Roma, 25 mar. (LaPresse) - "Il disegno di legge sulla riforma del lavoro appena varato dal Governo Monti, su proposta del ministro del Lavoro Elsa Fornero, colpisce il vino italiano con la annunciata modifica del regime dei buoni lavoro (voucher)". A lanciare l'allarme è il presidente della Coldiretti Sergio Marini al Vinitaly. I buoni lavoro per l'agricoltura sono stati introdotti per la prima volta con la vendemmia 2008 e da allora, spiega Coldiretti, "ne sono stati utilizzati complessivamente circa 2 milioni solo per i lavoratori del settore vitivinicolo, che ne risultano essere i principali utilizzatori".

"Risulterebbe grave - spiega Marini - modificare delle norme predisposte per cogliere le peculiarità del settore senza dare la possibilità ai rappresentanti delle imprese del mondo agricolo di dire la loro partecipando come gli altri al tavolo del lavoro. La riforma del lavoro accessorio sembra prevedere la corresponsione di un voucher su base oraria nonchè una restrizione delle attuali casistiche che - sottolinea Marini - ridurrebbero notevolmente le opportunità per il lavoro in vigna e nel settore agricolo dove viene utilizzato il 25% dei voucher".

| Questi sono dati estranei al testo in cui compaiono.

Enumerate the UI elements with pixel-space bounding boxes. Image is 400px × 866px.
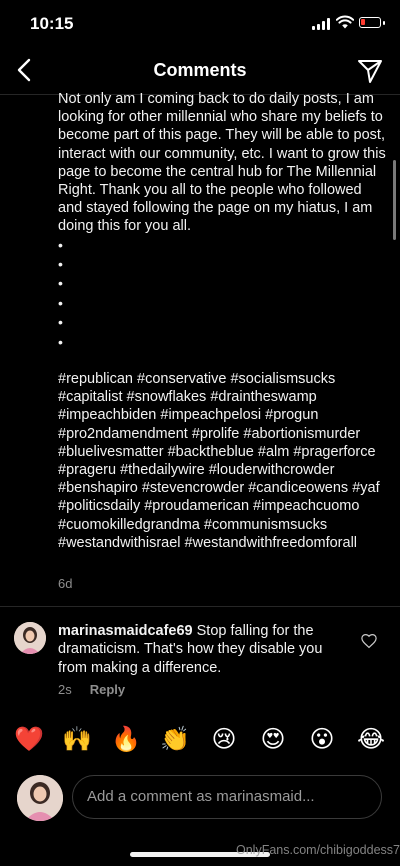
post-timestamp: 6d — [58, 576, 73, 591]
divider — [0, 606, 400, 607]
post-caption: Not only am I coming back to do daily po… — [58, 90, 388, 552]
reply-button[interactable]: Reply — [90, 682, 125, 697]
send-icon[interactable] — [356, 57, 384, 85]
comment-timestamp: 2s — [58, 682, 72, 697]
emoji-clapping[interactable]: 👏 — [159, 722, 191, 758]
scrollbar[interactable] — [393, 160, 396, 240]
comment-username[interactable]: marinasmaidcafe69 — [58, 623, 193, 639]
bullet-dot: • — [58, 275, 63, 292]
wifi-icon — [336, 15, 354, 29]
status-bar: 10:15 — [0, 0, 400, 48]
post-body-text: Not only am I coming back to do daily po… — [58, 91, 386, 235]
bullet-dot: • — [58, 333, 63, 350]
emoji-crying[interactable]: 😢 — [208, 722, 240, 758]
battery-icon — [359, 17, 381, 28]
comment-input[interactable] — [87, 788, 367, 805]
bullet-dot: • — [58, 256, 63, 273]
bullet-dot: • — [58, 294, 63, 311]
post-dots: • • • • • • — [58, 236, 388, 352]
cellular-signal-icon — [312, 18, 332, 30]
emoji-heart[interactable]: ❤️ — [13, 722, 45, 758]
user-avatar[interactable] — [17, 775, 63, 821]
emoji-laughing[interactable]: 😂 — [355, 722, 387, 758]
comment-text: marinasmaidcafe69 Stop falling for the d… — [58, 622, 348, 677]
post-hashtags: #republican #conservative #socialismsuck… — [58, 370, 380, 551]
emoji-raised-hands[interactable]: 🙌 — [61, 722, 93, 758]
page-title: Comments — [153, 60, 247, 80]
emoji-bar: ❤️ 🙌 🔥 👏 😢 😍 😮 😂 — [0, 722, 400, 762]
bullet-dot: • — [58, 236, 63, 253]
emoji-heart-eyes[interactable]: 😍 — [257, 722, 289, 758]
watermark-text: OnlyFans.com/chibigoddess7 — [236, 843, 400, 857]
comment-composer[interactable] — [72, 775, 382, 819]
header: Comments — [0, 48, 400, 95]
emoji-fire[interactable]: 🔥 — [110, 722, 142, 758]
bullet-dot: • — [58, 314, 63, 331]
heart-like-icon[interactable] — [360, 632, 378, 650]
status-time: 10:15 — [30, 14, 74, 33]
commenter-avatar[interactable] — [14, 622, 46, 654]
emoji-surprised[interactable]: 😮 — [306, 722, 338, 758]
comment-meta: 2s Reply — [58, 682, 125, 697]
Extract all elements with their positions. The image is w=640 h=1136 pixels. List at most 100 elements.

"Un aspetto - prosegue - di cui il Parlamento dovrà tenere conto per sostenere lo sviluppo di un settore come quello vitivinicolo dove dalle 250mila aziende vitivinicole italiani nascono opportunità di lavoro per 1,2 milioni di persone impegnate direttamente in vigne, cantine e nella distribuzione commerciale, ma anche in attività connesse e di servizio. Peraltro la vigna - conclude Marini - è anche uno straordinario momento di integrazione come dimostra il fatto che nel solo distretto del Prosecco lavorano immigrati di ben 53 differenti nazionalità da 4 diversi continenti".